Environmental groups and a coalition of states led by Democratic attorneys general are suing the outgoing Trump administration over a new rule that they say fail to effectively regulate carbon pollution from airplanes. The petitioning groups and states are slamming the new regulations as “insufficient” and “do nothing” standards because the rule essentially require zero emissions reduction, do not apply to in-service aircraft and exempt new in-production airplanes until 2028.
“The aviation industry is a significant source of greenhouse gas emissions, yet the EPA has set standards here that are the equivalent of doing nothing,” California Attorney General Becerra said in a press release. California along with the California Air Resources Board (a state agency) is leading a coalition of 12 states plus the District of Columbia in challenging the airplane standards.
“Many aircraft already meet this standard and even U.S. EPA admits it is unlikely to actually reduce greenhouse gas emissions,” said CARB Executive Officer Richard W. Corey. “These standards are far too weak to accelerate investment in more fuel-efficient aircraft and engines, and they lag existing aircraft technologies by more than a decade. The projected growth of aviation GHG emissions requires standards that are informed by science and robust analysis which unfortunately are principles the current administration continues to ignore.”
The Environmental Protection Agency (EPA) finalized the aviation standards in late December 2020, ten years after environmental organizations initially sued the agency to force it to regulate climate pollution from airplanes. EPA issued an endangerment finding for aircraft under the Clean Air Act in 2016, initiating the rulemaking process that culminated in the first-ever greenhouse gas (GHG) emission standards for planes.
But these standards fall behind existing technology by more than ten years and won’t apply to new planes until 2028, at which point EPA expects all airplanes to already comply with the standards or be phased out. “As a result, the agency doesn’t project any emissions reductions from the rule,” Earthjustice explained in a press release.

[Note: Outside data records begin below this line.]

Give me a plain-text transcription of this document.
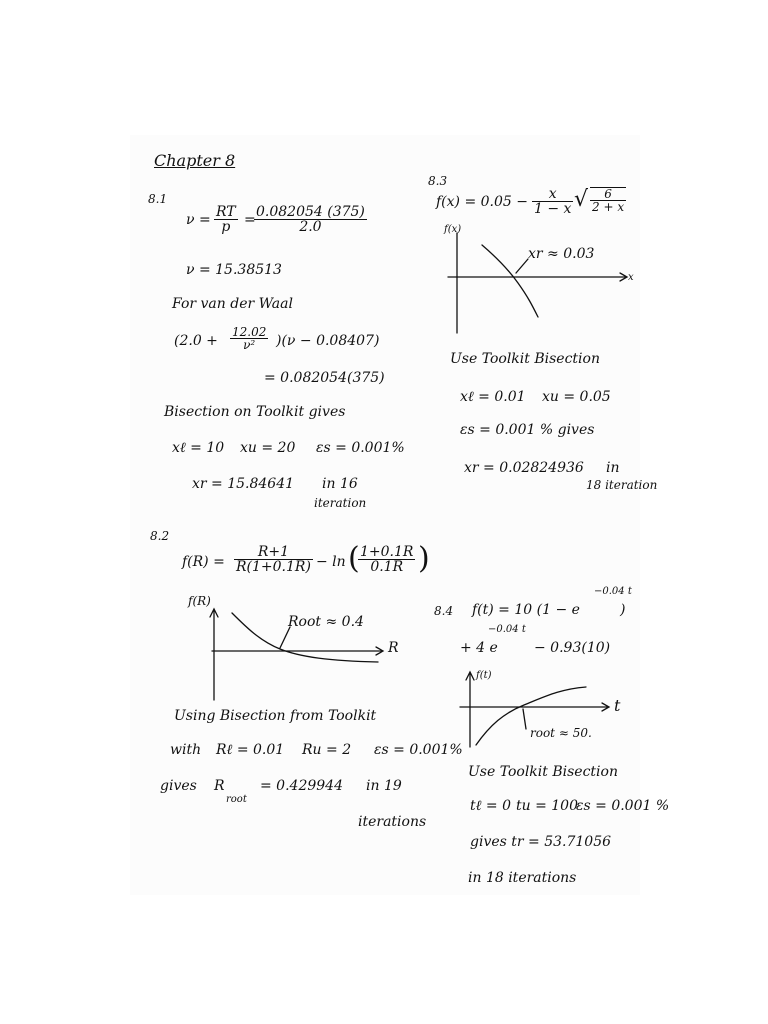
Chapter 8
8.1
$\nu = \frac{RT}{p}$ =
$\frac{0.082054 (375)}{2.0}$
ν = 15.38513
For van der Waal
$(2.0 + \frac{12.02}{\text{ν²}} )(\nu - 0.08407)$
= 0.082054(375)
Bisection on Toolkit gives
xℓ = 10 xu = 20 εs = 0.001%
xr = 15.84641 in 16
iteration
8.3
$f(x) = 0.05 - \frac{x}{1 - x}$ √ $\frac{6}{2 + x}$
f(x)
x
xr ≈ 0.03
Use Toolkit Bisection
xℓ = 0.01 xu = 0.05
εs = 0.001 % gives
xr = 0.02824936 in
18 iteration
8.2
$f(R) = \frac{R+1}{R(1+0.1R)} - \ln$ (
$\frac{1+0.1R}{0.1R}$ )
f(R)
R
Root ≈ 0.4
Using Bisection from Toolkit
with Rℓ = 0.01 Ru = 2 εs = 0.001%
gives R
root
= 0.429944 in 19
iterations
8.4 f(t) = 10 (1 − e
−0.04 t
)
+ 4 e
−0.04 t
− 0.93(10)
f(t)
t
root ≈ 50.
Use Toolkit Bisection
tℓ = 0 tu = 100
εs = 0.001 %
gives tr = 53.71056
in 18 iterations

Earthjustice is leading the legal challenge on behalf of the Friends of the Earth and Sierra Club, along with the Center for Biological Diversity. The environmental groups are petitioning for review of the rule in the U.S. Court of Appeals for the District of Columbia Circuit. Separately, the coalition of a dozen states and DC filed a lawsuit challenging the rule. The states argue EPA was “arbitrary and capricious” in enacting a rule that fails to reduce emissions beyond business-as-usual, lags existing technology by a decade, and fails to consider effective alternatives. The states suing EPA over the emissions rule for airplanes include Connecticut, Illinois, Maryland, Massachusetts, Minnesota, New Jersey, New York, Oregon, Pennsylvania, Vermont, and Washington.

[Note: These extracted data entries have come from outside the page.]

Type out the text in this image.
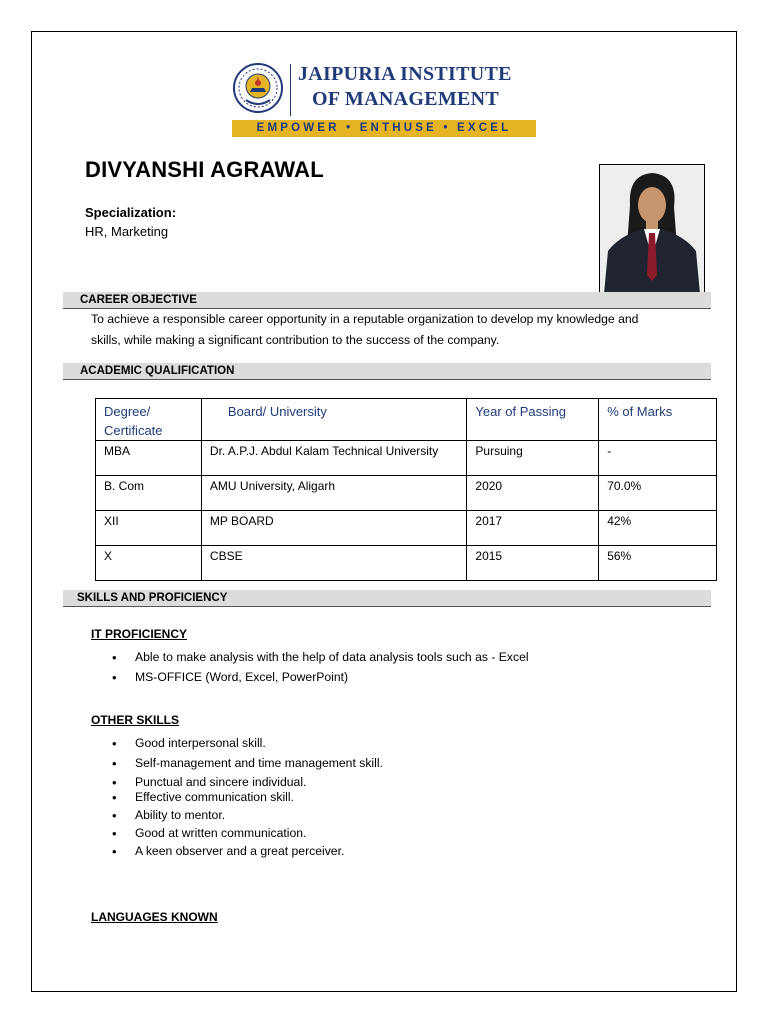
JAIPURIA INSTITUTE
OF MANAGEMENT
EMPOWER • ENTHUSE • EXCEL
DIVYANSHI AGRAWAL
Specialization:
HR, Marketing
CAREER OBJECTIVE
To achieve a responsible career opportunity in a reputable organization to develop my knowledge and
skills, while making a significant contribution to the success of the company.
ACADEMIC QUALIFICATION
Degree/ Certificate	Board/ University	Year of Passing	% of Marks
MBA	Dr. A.P.J. Abdul Kalam Technical University	Pursuing	-
B. Com	AMU University, Aligarh	2020	70.0%
XII	MP BOARD	2017	42%
X	CBSE	2015	56%
SKILLS AND PROFICIENCY
IT PROFICIENCY
• Able to make analysis with the help of data analysis tools such as - Excel
• MS-OFFICE (Word, Excel, PowerPoint)
OTHER SKILLS
• Good interpersonal skill.
• Self-management and time management skill.
• Punctual and sincere individual.
• Effective communication skill.
• Ability to mentor.
• Good at written communication.
• A keen observer and a great perceiver.
LANGUAGES KNOWN
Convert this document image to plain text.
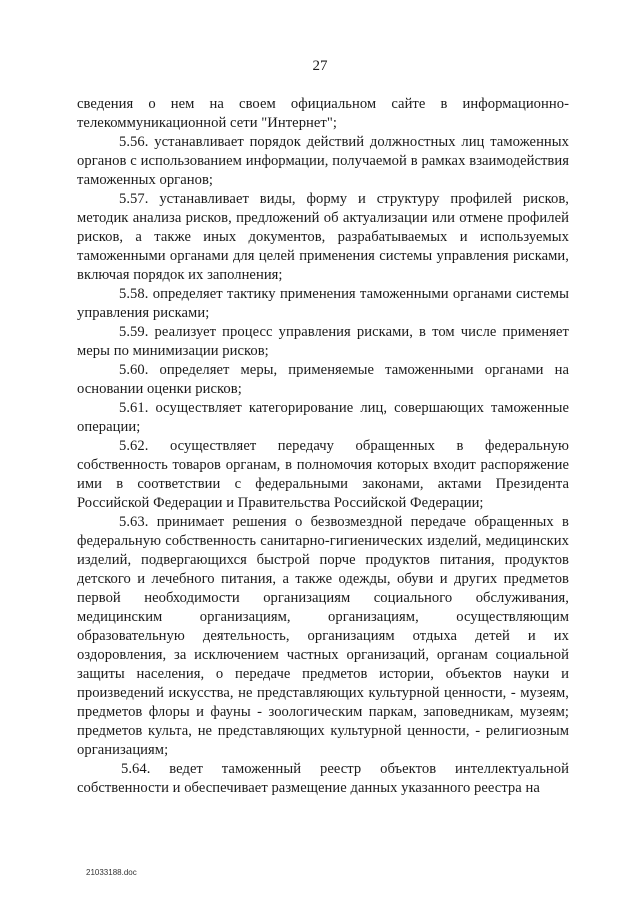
27

сведения о нем на своем официальном сайте в информационно-телекоммуникационной сети "Интернет";

5.56. устанавливает порядок действий должностных лиц таможенных органов с использованием информации, получаемой в рамках взаимодействия таможенных органов;

5.57. устанавливает виды, форму и структуру профилей рисков, методик анализа рисков, предложений об актуализации или отмене профилей рисков, а также иных документов, разрабатываемых и используемых таможенными органами для целей применения системы управления рисками, включая порядок их заполнения;

5.58. определяет тактику применения таможенными органами системы управления рисками;

5.59. реализует процесс управления рисками, в том числе применяет меры по минимизации рисков;

5.60. определяет меры, применяемые таможенными органами на основании оценки рисков;

5.61. осуществляет категорирование лиц, совершающих таможенные операции;

5.62. осуществляет передачу обращенных в федеральную собственность товаров органам, в полномочия которых входит распоряжение ими в соответствии с федеральными законами, актами Президента Российской Федерации и Правительства Российской Федерации;

5.63. принимает решения о безвозмездной передаче обращенных в федеральную собственность санитарно-гигиенических изделий, медицинских изделий, подвергающихся быстрой порче продуктов питания, продуктов детского и лечебного питания, а также одежды, обуви и других предметов первой необходимости организациям социального обслуживания, медицинским организациям, организациям, осуществляющим образовательную деятельность, организациям отдыха детей и их оздоровления, за исключением частных организаций, органам социальной защиты населения, о передаче предметов истории, объектов науки и произведений искусства, не представляющих культурной ценности, - музеям, предметов флоры и фауны - зоологическим паркам, заповедникам, музеям; предметов культа, не представляющих культурной ценности, - религиозным организациям;

5.64. ведет таможенный реестр объектов интеллектуальной собственности и обеспечивает размещение данных указанного реестра на

21033188.doc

“The United States produces more than one quarter of all global aviation emissions—a serious threat to our climate that this rule seeks to cement rather than address,” said Connecticut Attorney General William Tong. “For four years, the Trump Administration recklessly sought to eviscerate and undermine every facet of our environmental protections. This rule is yet another unlawful effort to lock in their dangerous pro-fossil fuel agenda on their way out the door, and we won’t allow it.”
“This standard fails to reduce emissions from aircraft and represents a missed opportunity to address climate change,” Sarah Burt, deputy managing attorney of Earthjustice’s International Program, said in a press release. “The Clean Air Act clearly establishes an obligation to reduce emissions of harmful pollutants that endanger public health and welfare. Our petition asks the D.C. Circuit to hold EPA to this obligation to work toward a future where our transportation systems no longer contribute to a warming world.”